So, in a nutshell, that was London. A few days later, The Hubs and I headed out for Boise, my hometown, where we spent some time with my mom–she’s recently moved into assisted living and put her home up for sale,which has been a difficult process. Cleaning out the house where she and my father lived for 45 years was a difficult project for my siblings, to say the least, but the house sold quickly once that was done. Still, it was important to my mom that we pick the last of my dad’s raspberries before the new owners took possession of the house, so that’s what we did one morning. We picked raspberries. Lots and lots of raspberries.
We could have picked twice as many, but after a few hours of work, we figured we had all anyone was going to use or eat. (As my dad liked to say, you have to leave some for the birds.) I was sad to see that his rhubarb had finished for the season, and sadder still to see that the garden was so overrun with weeds. The new owners are very excited about having a large garden space, though, as well as a big yard for their young daughters to play in, and it makes my mom happy to know they’ll take good care of the house we called our home for so many years.
No trip to Boise is complete without a visit to my favorite drive-in restaurant, Fanci Freez.
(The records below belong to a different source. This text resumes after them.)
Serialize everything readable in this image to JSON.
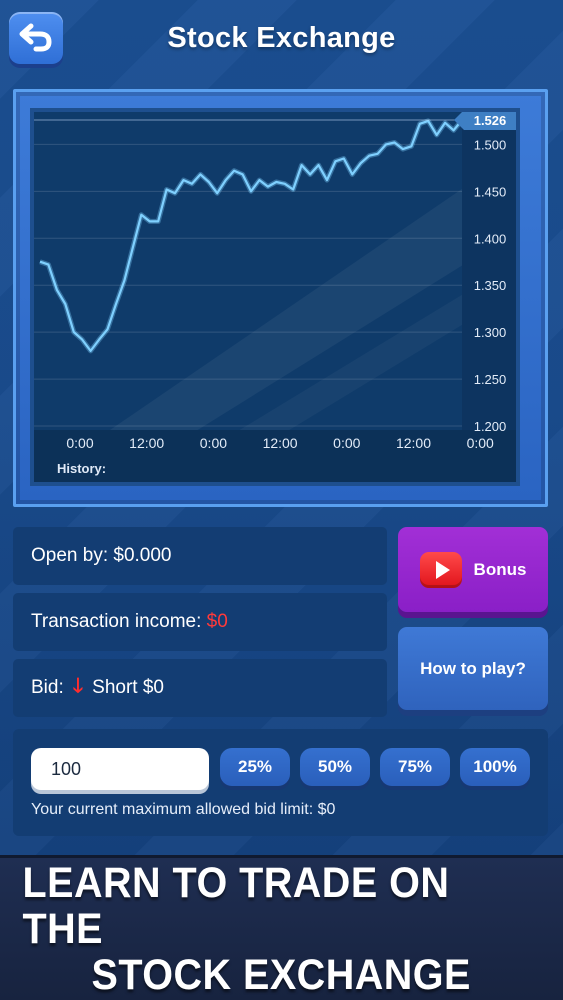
{
  "header": {
    "title": "Stock Exchange",
    "back_icon": "back-arrow-icon"
  },
  "chart_data": {
    "type": "line",
    "title": "",
    "xlabel": "",
    "ylabel": "",
    "x_tick_labels": [
      "0:00",
      "12:00",
      "0:00",
      "12:00",
      "0:00",
      "12:00",
      "0:00"
    ],
    "y_tick_labels": [
      "1.500",
      "1.450",
      "1.400",
      "1.350",
      "1.300",
      "1.250",
      "1.200"
    ],
    "y_ticks": [
      1.5,
      1.45,
      1.4,
      1.35,
      1.3,
      1.25,
      1.2
    ],
    "ylim": [
      1.2,
      1.526
    ],
    "current_value_label": "1.526",
    "current_value": 1.526,
    "grid": true,
    "line_color": "#7fd0ff",
    "series": [
      {
        "values": [
          1.375,
          1.372,
          1.345,
          1.33,
          1.3,
          1.292,
          1.28,
          1.292,
          1.303,
          1.33,
          1.355,
          1.39,
          1.425,
          1.418,
          1.418,
          1.452,
          1.448,
          1.462,
          1.458,
          1.468,
          1.46,
          1.448,
          1.462,
          1.472,
          1.468,
          1.45,
          1.462,
          1.455,
          1.46,
          1.458,
          1.452,
          1.478,
          1.468,
          1.478,
          1.462,
          1.482,
          1.485,
          1.468,
          1.48,
          1.488,
          1.49,
          1.5,
          1.502,
          1.495,
          1.498,
          1.522,
          1.525,
          1.51,
          1.523,
          1.515,
          1.526
        ]
      }
    ],
    "history_label": "History:"
  },
  "info": {
    "open_by_label": "Open by:",
    "open_by_value": "$0.000",
    "income_label": "Transaction income:",
    "income_value": "$0",
    "bid_label": "Bid:",
    "bid_value": "Short $0",
    "bid_direction_icon": "arrow-down-icon"
  },
  "buttons": {
    "bonus_label": "Bonus",
    "bonus_icon": "video-play-icon",
    "howto_label": "How to play?"
  },
  "bid": {
    "amount_value": "100",
    "percent_options": [
      "25%",
      "50%",
      "75%",
      "100%"
    ],
    "limit_text": "Your current maximum allowed bid limit: $0"
  },
  "banner": {
    "line1": "LEARN TO TRADE ON THE",
    "line2": "STOCK EXCHANGE"
  },
  "colors": {
    "accent_red": "#ff3a3a",
    "bonus_purple": "#9a2ad2",
    "button_blue": "#3570cf"
  }
}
It’s just a few blocks from my old high school, and it’s one of my favorite places to feel like a kid again–the crazy selection of shake and sundae flavors still makes me feel a little giddy, even though I have my favorites and rarely deviate from them. The Hubs and I met a friend there (oddly enough, a friend from graduate school in Kansas who now lives in my hometown–go figure) and enjoyed Boston shakes.
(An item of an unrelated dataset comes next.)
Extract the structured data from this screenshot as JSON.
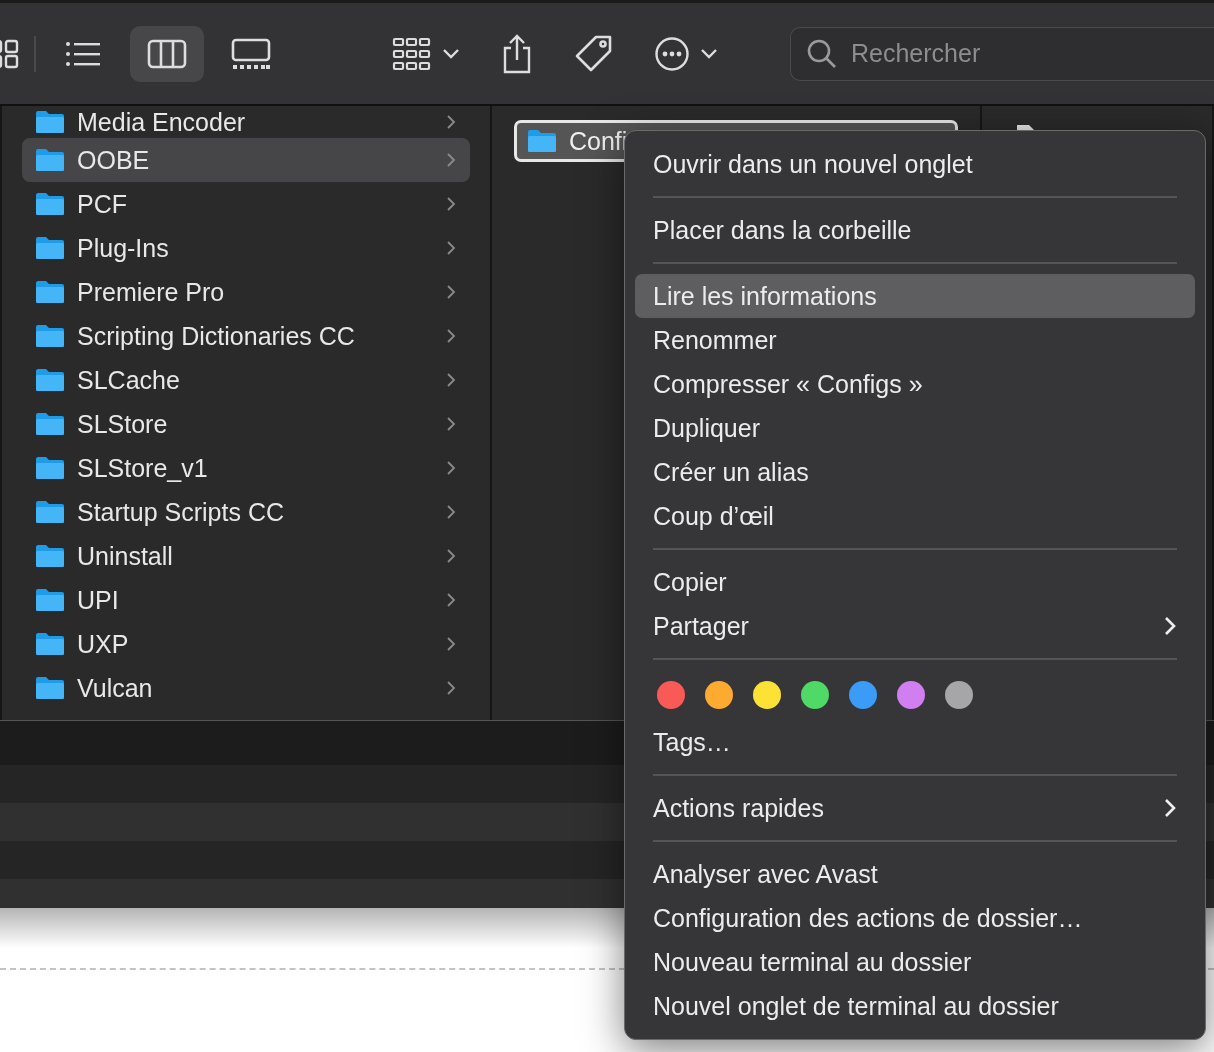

A Boston shake is a regular milkshake, with one exception: it’s topped with a sundae. That’s right, you get both a shake and a sundae in one cup, and you can mix and match your flavors. In the days of my youth, the Boston came in only one size–ginormous–so it was the sort of thing you ate only rarely. Now, Fanci Freez makes it available to everyone, every day, by offering it in sizes mini through large. I had a mini coconut shake with a marshmallow sundae on top; The Hubs had a small white chocolate shake with a huckleberry sundae on top. Just enough ice cream to give us a nice sugar buzz.
I’ll be wriing another post about my mom’s china, which was part of the load we drove back from Boise, as well as a couple of kitchen implements I snagged from storage. Even though our visit to Boise was only a few days long, it was good to bring back some pieces of my family’s legacy and think about how to make them part of a new generation.